Príncipe Obá II (Candido da Fonseca Galvão). Baiano (1834-1890) filho do africano livre Príncipe Obá I (Benvindo da Fonseca Galvão). Herói da Guerra do Paraguai, escritor.



Cruz e Souza. Catarinense (1861-1898). Poeta, filho dos pretos forros Guilherme da Cruz e Carolina Eva da Conceição.



PARDOS:

José do Patrocínio. Fluminense (1853-1905). Farmacêutico, jornalista e líder abolicionista. Filho do padre João Carlos Monteiro (branco) e da preta africana, Nação Mina, Justina do Espírito Santo.



André Rebouças. Baiano (1838-1898). Engenheiro, escritor, professor e inventor. Filho do pardo Antonio Pereira Rebouças e da (parda?) Carolina Pinto Rebouças.



Luiz Gama. Baiano (1830-1882). Advogado, jornalista, escritor e abolicionista. Filho de um comerciante português e da preta forra Luiza Mahin.



Theodoro Sampaio. Baiano (1855-1937). Engenheiro, escritor e professor. Filho do padre Manoel Fernandes Sampaio e da escrava (preta ?) Domingas da Paixão do Carmo.



MULATOS:

Lima Barreto. Carioca (1881-1922). Escritor e funcionário público. Filho do pardo João Henriques de Lima Barreto e da mulata Amália Augusta.



General Glicério (Francisco Glicério Cerqueira Leite). Paulista (1846-1916). Advogado, Ministro e general Honorário do Exército brasileiro. Filho do branco Antonio Benedito de Cerqueira Leite e da parda Maria Zelinda da Conceição.
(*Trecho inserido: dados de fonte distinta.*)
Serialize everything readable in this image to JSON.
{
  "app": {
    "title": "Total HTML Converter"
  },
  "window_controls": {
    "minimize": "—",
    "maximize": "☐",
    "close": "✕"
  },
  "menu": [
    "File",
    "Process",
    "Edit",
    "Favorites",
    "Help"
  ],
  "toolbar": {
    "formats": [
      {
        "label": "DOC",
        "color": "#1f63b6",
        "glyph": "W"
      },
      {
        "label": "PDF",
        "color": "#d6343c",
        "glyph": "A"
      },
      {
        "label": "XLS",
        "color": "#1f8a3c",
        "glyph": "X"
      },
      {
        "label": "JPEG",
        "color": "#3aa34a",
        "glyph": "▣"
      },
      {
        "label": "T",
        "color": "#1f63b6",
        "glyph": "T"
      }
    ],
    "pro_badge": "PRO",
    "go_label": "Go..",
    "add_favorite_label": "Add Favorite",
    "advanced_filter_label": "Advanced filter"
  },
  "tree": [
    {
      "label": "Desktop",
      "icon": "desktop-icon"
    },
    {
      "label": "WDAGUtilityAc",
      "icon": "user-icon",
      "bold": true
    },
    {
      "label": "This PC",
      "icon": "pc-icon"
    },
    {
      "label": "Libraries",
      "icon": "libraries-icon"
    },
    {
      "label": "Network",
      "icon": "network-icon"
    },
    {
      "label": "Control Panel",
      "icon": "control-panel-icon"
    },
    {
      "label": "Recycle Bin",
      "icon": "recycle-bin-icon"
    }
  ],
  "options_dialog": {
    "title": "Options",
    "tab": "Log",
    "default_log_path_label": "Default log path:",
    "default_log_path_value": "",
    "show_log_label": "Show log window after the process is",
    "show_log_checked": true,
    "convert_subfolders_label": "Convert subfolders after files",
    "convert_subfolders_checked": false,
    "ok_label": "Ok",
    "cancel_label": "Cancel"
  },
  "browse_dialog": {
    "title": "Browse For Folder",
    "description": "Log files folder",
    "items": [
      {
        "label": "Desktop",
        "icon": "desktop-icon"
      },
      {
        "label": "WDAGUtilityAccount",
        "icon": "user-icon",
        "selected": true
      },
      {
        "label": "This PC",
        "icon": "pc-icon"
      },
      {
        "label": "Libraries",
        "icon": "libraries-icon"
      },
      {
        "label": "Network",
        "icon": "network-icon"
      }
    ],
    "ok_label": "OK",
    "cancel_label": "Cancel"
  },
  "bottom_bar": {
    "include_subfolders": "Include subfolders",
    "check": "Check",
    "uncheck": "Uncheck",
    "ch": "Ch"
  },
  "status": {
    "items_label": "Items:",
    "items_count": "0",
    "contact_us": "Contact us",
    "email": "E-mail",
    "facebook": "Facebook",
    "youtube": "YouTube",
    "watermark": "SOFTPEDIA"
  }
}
Machado de Assis. Carioca (1839-1908). Escritor, funcionário público e um dos fundadores da Academia Brasileira de Letras. Filho do mulato Francisco José de Assis e da portuguesa (branca) Maria Leopoldina da Câmara Machado.



Portanto, era Machado de Assis o mulato descendente de pessoas brancas em três níveis, o que justifica a sua tez ser mais clara do que a dos demais miscigenados. Nireu Cavalcanti – Brasil


Nireu Oliveira Cavalcanti, (1944), arquiteto formado em 1969 pela Faculdade Nacional de Arquitetura da Universidade do Brasil, é doutor em História Social, com ênfase em História Urbana, pelo Programa de Pós-Graduação do Instituto de Filosofia e Ciências Sociais do Departamento de História da Universidade Federal do Rio de Janeiro (UFRJ) desde 1997. Tem especialização em Planejamento Urbano e Regional e em Metodologia do Ensino Superior pela Universidade Santa Úrsula (1979-1982). É professor de pós-graduação da Escola de Arquitetura e Urbanismo da Universidade Federal Fluminense (UFF), da qual foi seu diretor de 2003 a 2007. É autor, com Hélio Brasil, de “Tesouro: o Palácio da Fazenda”, da Era Vargas aos 450 anos do Rio de Janeiro (Pébola-Casa Editorial, 2015); e de “O Rio de Janeiro setecentista: a vida e a construção da cidade da invasão francesa até a chegada da Corte” (Zahar, 2003), seu trabalho de doutorado, com o qual obteve o primeiro lugar da 42ª Premiação Anual do Instituto de Arquitetos do Brasil-RJ em 2004; “Histórias e conflitos no Rio de Janeiro colonial: da Carta de Caminha ao contrabando de camisinha – 1500-1807” (Civilização Brasileira, 2013); “Arquitetos e Engenheiros: sonho de entidade desde 1978” (Crea-RJ, 2007); “Crônicas históricas do Rio colonial” (Civilização Brasileira/Faperj, 2004); “Santa Cruz – uma paixão” (Relume-Dumará, 2004); e “Construindo a violência urbana” (Madana, 1986). Participou com capítulos em vários livros.